Wednesday, 1 July 2015

Arrows and kites

A red kite was seen flying along Glanton main street yesterday morning.  This is the second record of a kite in the area with another/same bird seen at the Bridge of Aln about two weeks ago.  The Glanton bird was wing-tagged but unsure of colour.

Vegetation surveying in the College Valley produced a number of species of interest.  A small wet flush on the side of St Cuthbert's Way held Quaking grass and Marsh arrowgrass.  The latter looks more akin to a grass than a flowering plant.  Other species of interest included my first small pearl bordered fritillary butterfly of the year, at least 3 whinchats, a wide range of micro-moths and a good range of beetles including a very large click beetle (unfortunately no photo)

Wednesday, 24 June 2015

Winged Wonders


In spite of the non summery weather and particularly the lack of sunshine, Banded Demoiselle damselflies have emerged on the River Aln near Lesbury, at roughly the same time as last year

Having spent 2 years as Larvae living in water and breathing through gills, there are now adults of both sexes, who have emerged from the water and taken on wings to breathe the same air as us

Their life expectancy as adults is between 2 and 8 weeks, just enough  time to breed and continue the cycle of life

They truly are winged wonders

Wednesday, 10 June 2015

Nocturnal

A late evening visit to Beanley Moor proved very productive,as I sat taking in the sounds of Owls hooting and Grey Herons croaking as they flew over like something out of Jurassic Park, I slowly began to hear other things 3 Cuckoos calling from different places at the same time, the calls were mainly he familiar "cuckoo" but also a bubbling trill which would indicate a female. This went on for sometime before silence reigned once more, then as a final flourish just as I was about to leave came the unmistakable churring call of a Nightjar, all was silence apart from this one weird yet wonderful sound. 

Friday, 22 May 2015

Iceland Gull in summer!

This out of season Iceland Gull is frequenting the QEII Lake, Ashington. Just view from the car, it is attracted to people feeding the ducks with other gulls. Its timings are a bit erratic but I finally caught up with it on my 5th visit on the way to work this morning...

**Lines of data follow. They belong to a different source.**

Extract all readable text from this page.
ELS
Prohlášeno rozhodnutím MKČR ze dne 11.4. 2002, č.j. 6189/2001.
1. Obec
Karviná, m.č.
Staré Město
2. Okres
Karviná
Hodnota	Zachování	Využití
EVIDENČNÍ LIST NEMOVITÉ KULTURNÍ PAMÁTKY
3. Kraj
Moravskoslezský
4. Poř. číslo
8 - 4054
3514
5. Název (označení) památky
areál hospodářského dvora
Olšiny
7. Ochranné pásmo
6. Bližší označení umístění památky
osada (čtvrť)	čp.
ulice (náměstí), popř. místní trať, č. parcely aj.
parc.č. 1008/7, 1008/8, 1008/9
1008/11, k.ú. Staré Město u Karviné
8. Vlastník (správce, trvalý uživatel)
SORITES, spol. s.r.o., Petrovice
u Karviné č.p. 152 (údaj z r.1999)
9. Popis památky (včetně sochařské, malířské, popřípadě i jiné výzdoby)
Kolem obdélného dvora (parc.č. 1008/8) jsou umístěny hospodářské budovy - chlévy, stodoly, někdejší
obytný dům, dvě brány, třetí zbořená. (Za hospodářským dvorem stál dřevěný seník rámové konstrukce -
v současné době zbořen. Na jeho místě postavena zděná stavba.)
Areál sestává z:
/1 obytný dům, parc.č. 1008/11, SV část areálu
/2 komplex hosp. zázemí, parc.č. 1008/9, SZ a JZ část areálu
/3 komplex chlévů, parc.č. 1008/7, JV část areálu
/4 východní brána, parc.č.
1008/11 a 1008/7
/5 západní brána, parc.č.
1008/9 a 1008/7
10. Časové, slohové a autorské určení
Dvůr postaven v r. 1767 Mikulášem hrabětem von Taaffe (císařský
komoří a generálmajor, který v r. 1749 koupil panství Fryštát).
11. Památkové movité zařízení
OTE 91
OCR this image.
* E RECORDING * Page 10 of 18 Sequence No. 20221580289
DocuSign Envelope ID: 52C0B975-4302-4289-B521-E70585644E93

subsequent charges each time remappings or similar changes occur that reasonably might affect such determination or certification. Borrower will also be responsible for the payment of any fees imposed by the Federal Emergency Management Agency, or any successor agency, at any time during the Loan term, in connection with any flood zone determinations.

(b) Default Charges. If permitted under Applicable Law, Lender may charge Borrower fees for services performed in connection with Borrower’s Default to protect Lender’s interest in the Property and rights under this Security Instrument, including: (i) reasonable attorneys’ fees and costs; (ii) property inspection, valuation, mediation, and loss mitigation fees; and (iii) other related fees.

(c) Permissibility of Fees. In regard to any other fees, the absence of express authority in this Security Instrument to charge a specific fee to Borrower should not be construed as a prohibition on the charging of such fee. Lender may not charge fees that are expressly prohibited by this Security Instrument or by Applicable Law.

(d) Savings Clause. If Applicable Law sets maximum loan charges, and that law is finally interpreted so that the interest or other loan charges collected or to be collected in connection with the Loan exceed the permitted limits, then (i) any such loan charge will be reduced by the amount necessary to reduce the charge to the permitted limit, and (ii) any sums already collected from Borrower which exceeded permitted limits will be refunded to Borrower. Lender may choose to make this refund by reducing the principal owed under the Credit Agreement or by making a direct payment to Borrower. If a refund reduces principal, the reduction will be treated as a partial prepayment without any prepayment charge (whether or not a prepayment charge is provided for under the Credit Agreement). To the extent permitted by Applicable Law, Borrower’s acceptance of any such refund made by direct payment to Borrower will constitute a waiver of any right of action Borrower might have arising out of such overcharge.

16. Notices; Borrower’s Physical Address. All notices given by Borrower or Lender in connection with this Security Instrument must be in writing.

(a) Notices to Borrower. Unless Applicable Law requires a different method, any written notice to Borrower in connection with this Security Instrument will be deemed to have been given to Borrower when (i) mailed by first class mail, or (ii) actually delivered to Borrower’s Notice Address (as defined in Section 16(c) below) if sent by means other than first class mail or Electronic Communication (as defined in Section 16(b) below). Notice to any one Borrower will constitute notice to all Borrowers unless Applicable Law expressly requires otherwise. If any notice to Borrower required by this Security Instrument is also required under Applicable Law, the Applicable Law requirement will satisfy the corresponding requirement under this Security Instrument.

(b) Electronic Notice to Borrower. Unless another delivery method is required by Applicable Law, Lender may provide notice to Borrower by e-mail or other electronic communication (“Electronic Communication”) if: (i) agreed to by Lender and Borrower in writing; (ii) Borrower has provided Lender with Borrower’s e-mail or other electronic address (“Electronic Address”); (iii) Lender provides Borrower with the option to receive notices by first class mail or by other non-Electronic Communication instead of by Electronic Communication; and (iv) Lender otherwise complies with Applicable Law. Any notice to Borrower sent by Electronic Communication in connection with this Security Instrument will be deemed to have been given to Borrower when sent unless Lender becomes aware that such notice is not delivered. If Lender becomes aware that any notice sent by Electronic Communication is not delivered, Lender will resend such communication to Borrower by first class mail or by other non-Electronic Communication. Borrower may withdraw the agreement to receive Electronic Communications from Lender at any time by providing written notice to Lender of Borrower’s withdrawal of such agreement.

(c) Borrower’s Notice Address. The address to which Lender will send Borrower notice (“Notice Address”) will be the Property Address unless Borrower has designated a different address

First summer Iceland Gull, centre.

Thursday, 21 May 2015

Shear joy........

An hour and a half was spent sea watching off Boulmer last night.  There were a large number of auks (Puffins, Razorbills and Guillemots), Kittiwakes, Gannets and terns (Sandwich, Arctic, Common and a few Roseate) feeding offshore.  Dunlin and Ringed plovers were also moving north.

The joy of the evening was watching small parties of Manx shearwaters ease their way north.  The count was 57 over the period.  The evening sun shining on the small flocks, moving close inshore, was very special.  One wonders where these birds were coming from and where they are going to at this time of.  With no breeding colonies in the North Sea, are these birds non-breeders or breeders taking a tour of North Sea waters?  Do they look have a look for potential breeding sites around the Farnes and other suitable islands?

Unfortunately there were no skuas.  The only other species moving was two Tufted ducks moving north (male and female).

Late news from Monday (15th May) was a Quail calling at West Fenton.  Cow parsley, Herb bennet, Tufted vetch and a number of grasses are just coming into flower.

Tuesday, 12 May 2015

Spring Waders

We decided on an early visit to Low Newton scrape to check out the reported waders. On our arrival a Greenshank flew off with another, smaller wader, when we checked the scrape a bird with a small group of summer plumaged Dunlin turned out to be the Pectoral Sandpiper. At that moment the Greenshank came back in with it's smaller companion, this soon revealed itself to be the Lesser Yellowlegs, as we scanned further along we came across another small wader, this proved to be a Wood Sandpiper which had just flown in. The high point was to have Lesser Yellowlegs, Pectoral Sandpiper and Wood Sandpiper all together in the same scope view. Whilst there we could hear Reed Warbler calling in the reedbeds, Wheatears ran about in the wet meadow, two Yellow Wagtails were having a scrap and a Little Tern flew past on the tideline.

Tuesday, 5 May 2015

Groppers and otters

After the rain on Sunday, a strategic walk from Embleton to Low Newton was required on Bank Holiday Monday.  Fortunately we left it late and missed the hordes of visitors.  The tide was high and there was little on the sea apart from a few Shags, auks and a party of Sandwich terns feeding close into shore.  A small party of waders dodging the dogs and people included summer plummage Dunlin, Turnstone and 'northern' Ringed plover.

Low Newton flash produced a female Pintail, Snipe and good numbers of Teal were of note.

There was very little on Newton Pool but a group in the hide said they had just seen two Otters.  After 10 minutes they re-appeared and gave great views.  Two Roe deer gave further interest.

A walk back along the dunes produced at least two Grasshopper warbler, several Sedge warbler, Blackcap, Chiffchaff, and a good passage of Swallows.